The specter of tightening budgets loomed over proceedings of the International Food Aid and Development Conference in Kansas City last week. More than 600 representatives of government, private voluntary organizations, international aid agencies, industry and recipient countries met under the auspices of the U.S. Department of Agriculture and the U.S. Agency for International Development to discuss directions for U.S. foreign food and agriculture assistance. It was the thirteenth annual conference convened by those agencies, but never before were possible severe budget constraints so much at the center of attention.

In the wake of the global food price crisis of 2007-08 and the world recession that soon followed, world leaders committed themselves to reinvest in developing nation agriculture even while renewing

long-standing commitments to provide food assistance to those in dire need. The United States took the lead, and President Obama’s Feed the Future initiative was launched to invigorate the agriculture sectors of select key developing countries. Feed the Future was born out of a sense of urgency and was an acknowledgement the world must take bold new approaches if it is going to make serious inroads in reducing hunger. That sense of urgency, so recently broadly shared, seemed in danger of dissipating, at least in Congress.

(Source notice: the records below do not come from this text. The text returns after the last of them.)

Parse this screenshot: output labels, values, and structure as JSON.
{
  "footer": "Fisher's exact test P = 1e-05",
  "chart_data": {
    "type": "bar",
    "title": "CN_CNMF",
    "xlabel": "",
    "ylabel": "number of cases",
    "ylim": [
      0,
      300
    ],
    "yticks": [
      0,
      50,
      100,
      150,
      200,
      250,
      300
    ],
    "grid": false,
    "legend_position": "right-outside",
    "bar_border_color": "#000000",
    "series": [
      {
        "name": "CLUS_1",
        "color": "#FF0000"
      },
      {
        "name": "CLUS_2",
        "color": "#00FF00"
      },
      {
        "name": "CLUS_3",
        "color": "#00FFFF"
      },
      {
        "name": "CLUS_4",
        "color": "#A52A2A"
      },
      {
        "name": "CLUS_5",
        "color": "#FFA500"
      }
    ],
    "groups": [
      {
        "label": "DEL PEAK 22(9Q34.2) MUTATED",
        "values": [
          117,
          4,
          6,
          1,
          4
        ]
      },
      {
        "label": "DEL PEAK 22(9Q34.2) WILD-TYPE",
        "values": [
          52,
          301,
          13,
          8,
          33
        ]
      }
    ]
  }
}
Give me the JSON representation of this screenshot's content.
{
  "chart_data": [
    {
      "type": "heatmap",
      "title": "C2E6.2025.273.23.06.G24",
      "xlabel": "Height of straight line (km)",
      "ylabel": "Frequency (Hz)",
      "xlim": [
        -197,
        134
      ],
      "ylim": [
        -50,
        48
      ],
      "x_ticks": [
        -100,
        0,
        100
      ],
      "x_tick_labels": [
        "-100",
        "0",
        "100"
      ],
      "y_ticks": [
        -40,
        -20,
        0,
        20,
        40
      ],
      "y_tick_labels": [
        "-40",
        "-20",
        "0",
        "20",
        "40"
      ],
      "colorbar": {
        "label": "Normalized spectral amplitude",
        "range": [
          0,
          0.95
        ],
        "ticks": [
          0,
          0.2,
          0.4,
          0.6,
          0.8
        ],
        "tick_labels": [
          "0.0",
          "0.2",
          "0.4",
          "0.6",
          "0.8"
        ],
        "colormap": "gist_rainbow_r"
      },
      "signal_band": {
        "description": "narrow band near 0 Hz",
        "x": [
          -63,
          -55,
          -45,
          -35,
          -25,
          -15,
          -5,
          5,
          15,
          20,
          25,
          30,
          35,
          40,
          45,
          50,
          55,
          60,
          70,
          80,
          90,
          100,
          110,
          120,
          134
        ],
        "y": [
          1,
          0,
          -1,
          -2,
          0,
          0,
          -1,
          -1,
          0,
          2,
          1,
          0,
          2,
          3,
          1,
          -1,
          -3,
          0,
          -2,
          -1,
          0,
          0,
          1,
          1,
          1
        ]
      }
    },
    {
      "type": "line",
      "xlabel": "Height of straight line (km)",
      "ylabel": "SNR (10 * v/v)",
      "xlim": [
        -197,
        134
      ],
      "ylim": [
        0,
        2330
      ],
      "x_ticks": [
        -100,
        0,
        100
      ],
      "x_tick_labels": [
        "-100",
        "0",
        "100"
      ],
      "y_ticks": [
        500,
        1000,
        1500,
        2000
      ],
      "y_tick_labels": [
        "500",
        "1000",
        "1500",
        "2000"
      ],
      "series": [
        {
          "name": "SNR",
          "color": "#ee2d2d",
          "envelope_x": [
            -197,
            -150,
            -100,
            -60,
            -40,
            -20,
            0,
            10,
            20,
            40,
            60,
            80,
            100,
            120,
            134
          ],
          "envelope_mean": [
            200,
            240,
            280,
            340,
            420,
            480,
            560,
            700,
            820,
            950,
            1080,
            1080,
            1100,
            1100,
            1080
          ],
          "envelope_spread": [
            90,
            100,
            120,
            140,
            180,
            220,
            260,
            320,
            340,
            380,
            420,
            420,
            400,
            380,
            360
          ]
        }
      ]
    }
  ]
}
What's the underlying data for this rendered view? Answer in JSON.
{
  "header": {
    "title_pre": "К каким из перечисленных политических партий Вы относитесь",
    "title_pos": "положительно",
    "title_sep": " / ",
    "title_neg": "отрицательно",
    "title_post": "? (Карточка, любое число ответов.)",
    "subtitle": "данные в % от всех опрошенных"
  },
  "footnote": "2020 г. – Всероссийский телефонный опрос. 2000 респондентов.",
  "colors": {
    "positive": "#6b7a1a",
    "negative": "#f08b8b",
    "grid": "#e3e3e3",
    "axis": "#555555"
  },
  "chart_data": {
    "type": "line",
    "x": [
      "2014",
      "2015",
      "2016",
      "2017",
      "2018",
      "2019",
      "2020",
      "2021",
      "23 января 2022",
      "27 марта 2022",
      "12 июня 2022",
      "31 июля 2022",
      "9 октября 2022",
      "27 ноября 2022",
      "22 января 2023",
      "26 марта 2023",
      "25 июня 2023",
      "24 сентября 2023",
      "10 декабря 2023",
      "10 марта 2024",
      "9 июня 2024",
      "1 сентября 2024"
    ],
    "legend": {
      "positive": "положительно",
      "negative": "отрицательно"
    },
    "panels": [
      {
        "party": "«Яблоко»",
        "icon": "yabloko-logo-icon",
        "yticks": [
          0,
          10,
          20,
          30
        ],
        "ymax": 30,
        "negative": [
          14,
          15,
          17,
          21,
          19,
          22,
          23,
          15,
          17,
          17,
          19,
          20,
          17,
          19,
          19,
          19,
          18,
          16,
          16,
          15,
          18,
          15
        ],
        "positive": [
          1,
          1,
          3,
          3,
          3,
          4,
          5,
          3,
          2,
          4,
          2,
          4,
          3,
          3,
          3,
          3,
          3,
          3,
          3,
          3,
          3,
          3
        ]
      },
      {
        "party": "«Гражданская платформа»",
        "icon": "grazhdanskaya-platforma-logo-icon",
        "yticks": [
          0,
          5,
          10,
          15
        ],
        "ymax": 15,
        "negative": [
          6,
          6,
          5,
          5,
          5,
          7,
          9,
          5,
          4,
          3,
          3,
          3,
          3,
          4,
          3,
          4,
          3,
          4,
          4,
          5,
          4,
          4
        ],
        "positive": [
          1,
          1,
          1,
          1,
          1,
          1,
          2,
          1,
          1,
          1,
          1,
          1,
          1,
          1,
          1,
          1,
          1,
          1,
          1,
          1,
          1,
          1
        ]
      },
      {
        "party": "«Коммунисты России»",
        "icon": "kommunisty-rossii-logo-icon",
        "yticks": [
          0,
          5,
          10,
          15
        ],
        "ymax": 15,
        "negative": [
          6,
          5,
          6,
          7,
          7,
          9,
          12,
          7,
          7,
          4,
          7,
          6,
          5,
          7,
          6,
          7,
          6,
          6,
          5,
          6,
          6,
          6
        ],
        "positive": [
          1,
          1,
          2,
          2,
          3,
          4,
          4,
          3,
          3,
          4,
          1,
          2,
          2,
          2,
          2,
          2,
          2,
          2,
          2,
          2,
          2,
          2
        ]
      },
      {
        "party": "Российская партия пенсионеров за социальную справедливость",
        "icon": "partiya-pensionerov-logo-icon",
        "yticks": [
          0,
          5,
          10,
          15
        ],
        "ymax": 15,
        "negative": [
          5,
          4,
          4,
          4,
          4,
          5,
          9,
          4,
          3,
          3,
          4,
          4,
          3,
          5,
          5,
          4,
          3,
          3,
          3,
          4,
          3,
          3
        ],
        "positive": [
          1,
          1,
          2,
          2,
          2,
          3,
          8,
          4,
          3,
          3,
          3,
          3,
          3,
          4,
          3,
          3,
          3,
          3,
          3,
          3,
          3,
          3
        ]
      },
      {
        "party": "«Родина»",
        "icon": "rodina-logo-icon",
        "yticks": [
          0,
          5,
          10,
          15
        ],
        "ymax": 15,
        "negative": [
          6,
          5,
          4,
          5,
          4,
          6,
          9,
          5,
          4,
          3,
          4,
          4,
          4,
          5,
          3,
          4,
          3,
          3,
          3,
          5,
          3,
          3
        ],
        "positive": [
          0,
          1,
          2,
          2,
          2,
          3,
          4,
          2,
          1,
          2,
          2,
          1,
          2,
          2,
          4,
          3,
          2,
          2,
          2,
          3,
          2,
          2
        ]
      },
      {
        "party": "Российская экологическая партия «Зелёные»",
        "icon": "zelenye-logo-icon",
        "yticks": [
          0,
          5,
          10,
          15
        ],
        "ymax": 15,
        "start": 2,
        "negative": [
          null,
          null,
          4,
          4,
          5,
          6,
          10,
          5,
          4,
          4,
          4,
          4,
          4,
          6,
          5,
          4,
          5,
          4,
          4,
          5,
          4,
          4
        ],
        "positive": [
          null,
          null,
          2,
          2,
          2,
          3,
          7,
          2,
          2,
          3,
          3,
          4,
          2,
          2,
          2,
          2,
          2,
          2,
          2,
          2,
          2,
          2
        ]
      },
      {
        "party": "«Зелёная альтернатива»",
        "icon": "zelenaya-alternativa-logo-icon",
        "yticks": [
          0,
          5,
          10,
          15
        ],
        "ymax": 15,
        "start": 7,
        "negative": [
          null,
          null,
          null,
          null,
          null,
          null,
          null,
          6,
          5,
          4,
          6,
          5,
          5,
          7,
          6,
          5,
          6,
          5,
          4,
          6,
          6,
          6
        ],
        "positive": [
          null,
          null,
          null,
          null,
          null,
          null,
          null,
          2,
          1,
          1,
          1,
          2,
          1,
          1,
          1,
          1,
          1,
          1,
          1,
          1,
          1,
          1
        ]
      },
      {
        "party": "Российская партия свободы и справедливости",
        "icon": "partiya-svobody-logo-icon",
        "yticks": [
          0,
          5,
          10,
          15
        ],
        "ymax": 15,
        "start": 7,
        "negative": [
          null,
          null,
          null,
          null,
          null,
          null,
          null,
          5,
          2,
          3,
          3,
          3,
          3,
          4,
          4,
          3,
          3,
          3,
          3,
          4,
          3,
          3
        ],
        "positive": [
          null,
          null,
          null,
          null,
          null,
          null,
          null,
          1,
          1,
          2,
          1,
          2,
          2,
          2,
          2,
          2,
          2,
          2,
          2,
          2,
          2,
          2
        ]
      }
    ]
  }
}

The House of Representatives recently adopted H.R. 2112, the fiscal 2012 budget for the U.S.D.A. and related agencies. The bill approved by the House would appropriate about $1 billion for P.L. 480 Title II, which provides most of the funding for donations of U.S. food abroad for both emergency and development purposes. The proposed appropriation was 38% below the president’s request of $1.7 billion for fiscal 2012, 31% below appropriations for the current year under the continuing resolution at about $1.5 billion and down 43% from actual spending of about $1.8 billion in fiscal year 2010. H.R. 2112 also would cut the McGovern-Dole school feeding program but less severely. The agriculture appropriations bill bode ill for the Feed the Future initiative, which is mostly funded under the State Department’s development assistance account.

The Senate has yet to have its say on appropriations.